Toward the end of dinner, I’d slipped off to the bathroom, but before I could return to the table, the huge blond guy slipped into the room behind me, and leaned against the door, holding it closed. He glanced at the stalls, taking a cursory sniff, then curling his nose in disgust, which... fair. Public restrooms were gross even when you didn’t have a werewolf nose. When you did? It didn’t get better, that was for sure.
“I do not know how wolves can live in city like this,” he said, shaking his head, and that was what made me pause instead of shrilly insisting he let me out of this bathroom right now. His voice was low and rough, and weirdly, he had a Russian accent. How had I not noticed during dinner?
Because he hadn’t said a word at the table with the others.
He shook his head again, this time as though trying to clear it, then turned to look at me. “Cash. Cash is... is alive?”
Huh.
“Why?”
His face twisted up, looking literally pained, and I realized that was what he had been searching for earlier. Cash. The smell of Cash’s blood was still sitting in the front hall, still seeping from his slowly-healing wounds. He’d been looking for Cash, because he could smell him.
What was more, he seemed to give a damn about that.
“If... if Cash wishes to leave us, then... is his right. Right, yes?
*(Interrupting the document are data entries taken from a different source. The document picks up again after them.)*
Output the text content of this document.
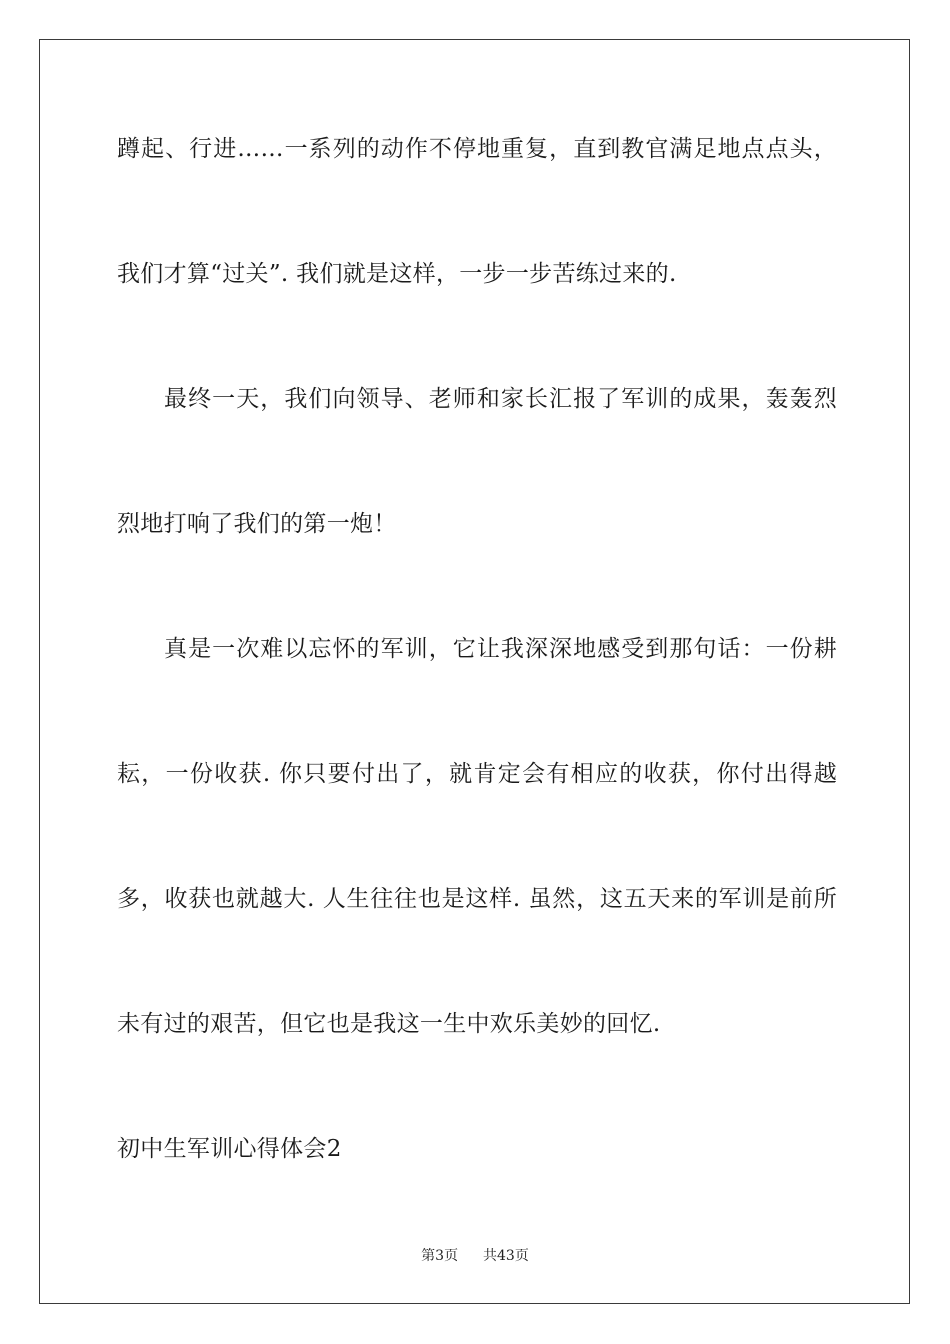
蹲起、行进……一系列的动作不停地重复，直到教官满足地点点头，
我们才算“过关”. 我们就是这样，一步一步苦练过来的.
最终一天，我们向领导、老师和家长汇报了军训的成果，轰轰烈
烈地打响了我们的第一炮！
真是一次难以忘怀的军训，它让我深深地感受到那句话：一份耕
耘，一份收获. 你只要付出了，就肯定会有相应的收获，你付出得越
多，收获也就越大. 人生往往也是这样. 虽然，这五天来的军训是前所
未有过的艰苦，但它也是我这一生中欢乐美妙的回忆.
初中生军训心得体会2
第3页 共43页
There are too many rights in English.”
My hackles started to rise, then I realized... context. He hadn’t said there were too many rights in America. He’d said too many rights in English. Because “right” had so damn many definitions in English, and it didn’t seem to be his primary language, so he wasn’t sure he had the correct word.
“Yes,” I agreed. “It’s his right if he wants to leave. But he didn’t come asking into our pack. He just came to warn us that your people were planning to attack us. But... he’s not well, buthe’s alive, and he’s healing. Slowly, but we think he’ll be okay, thanks to some quick work by my mentor.”
The young man’s handsome face twisted in anger, but he wasn’t looking at me. He set his jaw and closed his eyes, taking multiple deep breaths before looking at me once again. “This is trick.”